How they buffer it is also very interesting, cause while some simply create DOM fragments here and there, others use very optimized tables for quick lookup and reduced memory consumption.

他们如何缓冲它也很有趣,因为虽然有些只是在这里和那里创建 DOM 片段,但其他人使用非常优化的表来快速查找并减少内存消耗。

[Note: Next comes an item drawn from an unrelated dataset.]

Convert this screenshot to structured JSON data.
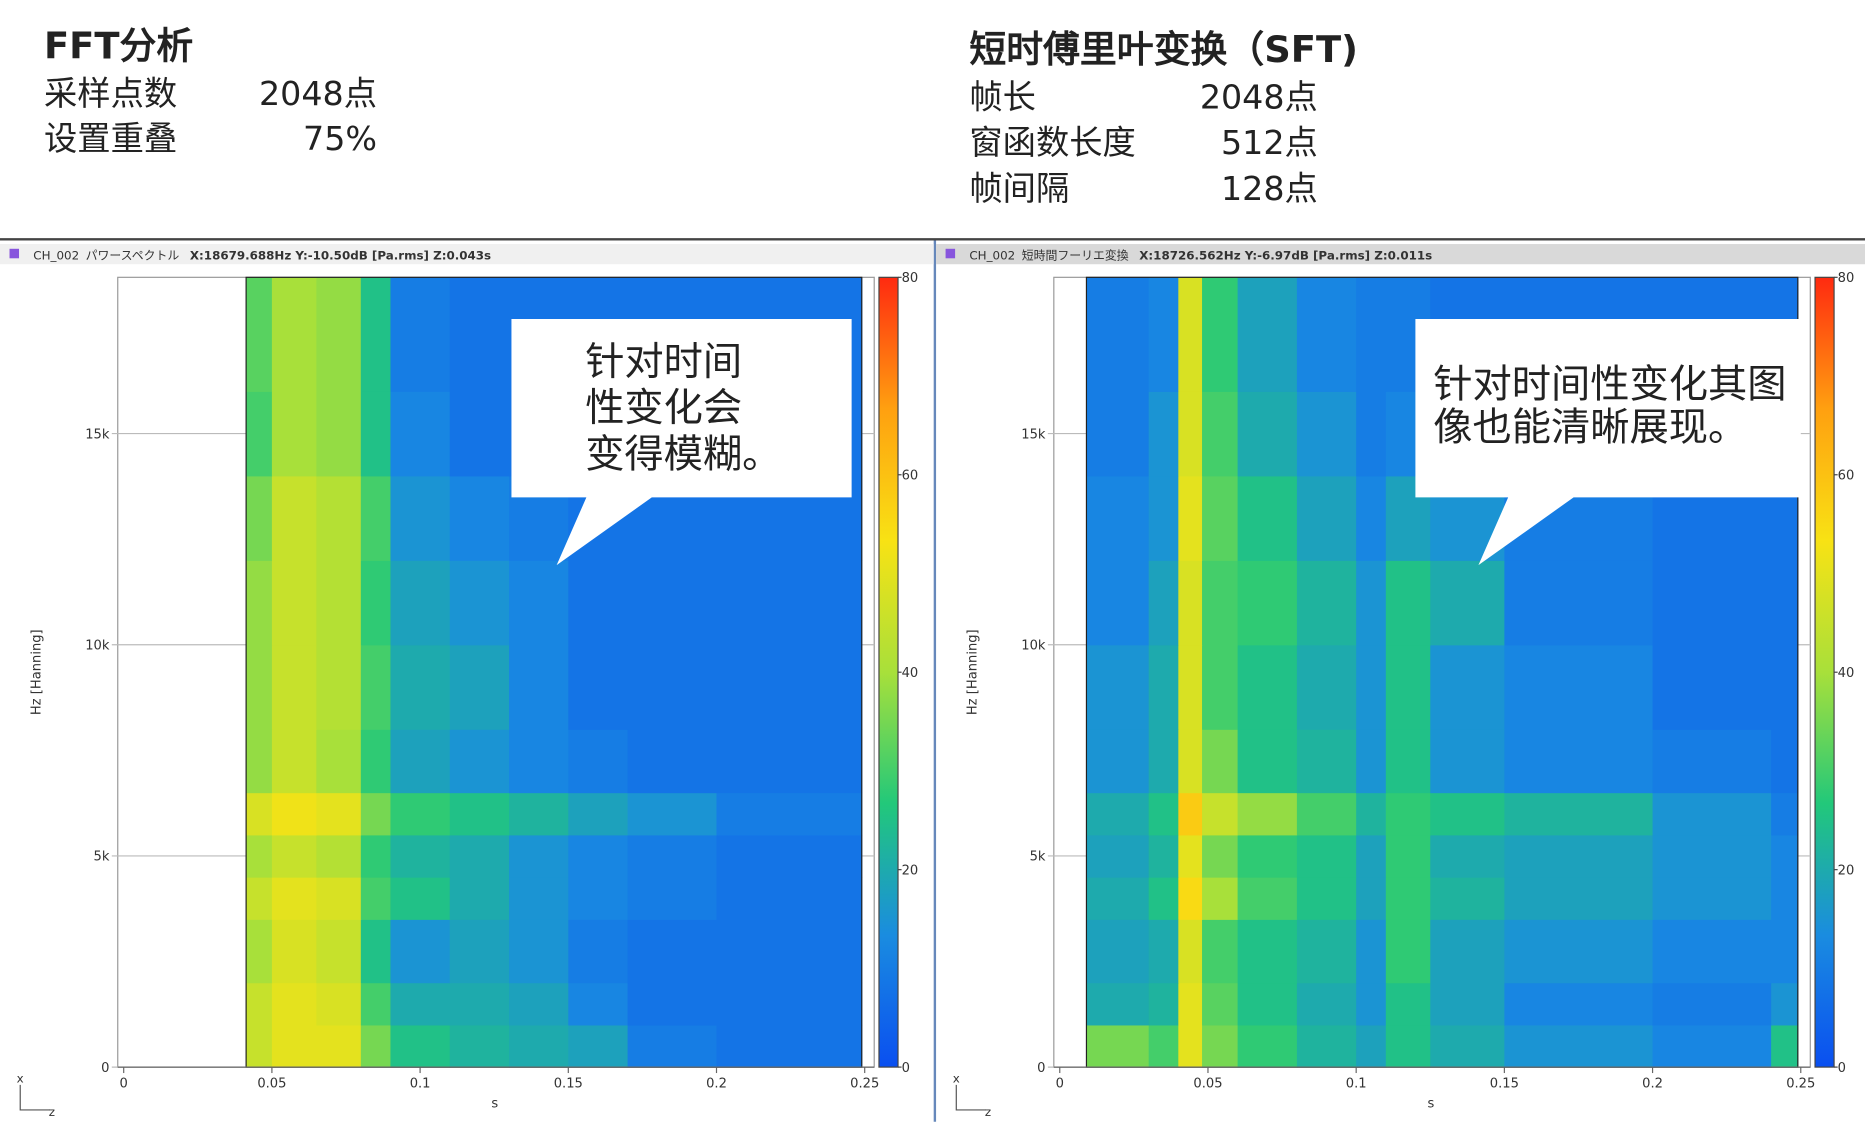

How much they manage to optimize largely depends on the kind of XPath queries they find. As the already posted Saxon documentation clearly explain, queries that move "up" and then traverse "horizontally" (sibling by sibling) the document obviously requires the entire document to be there, but most of them require just a few nodes to be kept into RAM at any moment.

他们设法优化的程度在很大程度上取决于他们找到的 XPath 查询的类型。正如已经发布的 Saxon 文档清楚地解释的那样,查询“向上”移动然后“水平”遍历(兄弟姐妹)文档显然需要整个文档都在那里,但其中大多数只需要保留几个节点内存随时可用。

I'm pretty sure of this because when I was still making every day webapp using Cocoon, we had the XSLT memory footprint problem each time we used a "//something" expression inside an XSLT, and quite often we had to rework XPath expressions to allow a better SAX optimization.

我很确定这一点,因为当我还在每天使用 Cocoon 制作 web 应用程序时,每次我们在 XSLT 中使用“//something”表达式时都会遇到 XSLT 内存占用问题,而且我们经常不得不重新编写 XPath 表达式以允许更好的 SAX 优化。

回答by Andreas Haufler

We regularly parse 1GB+ complex XML files by using a SAX parser which extracts partial DOM trees that can be conveniently queried using XPath. I blogged about it here: http://softwareengineeringcorner.blogspot.com/2012/01/conveniently-processing-large-xml-files.html- Sources are available on github- MIT License.

我们使用 SAX 解析器定期解析 1GB 以上的复杂 XML 文件,该解析器提取部分 DOM 树,可以方便地使用 XPath 进行查询。我在这里写了博客:http: //softwareengineeringcorner.blogspot.com/2012/01/conveniently-processing-large-xml-files.html- 来源可在github 上获得- MIT 许可证。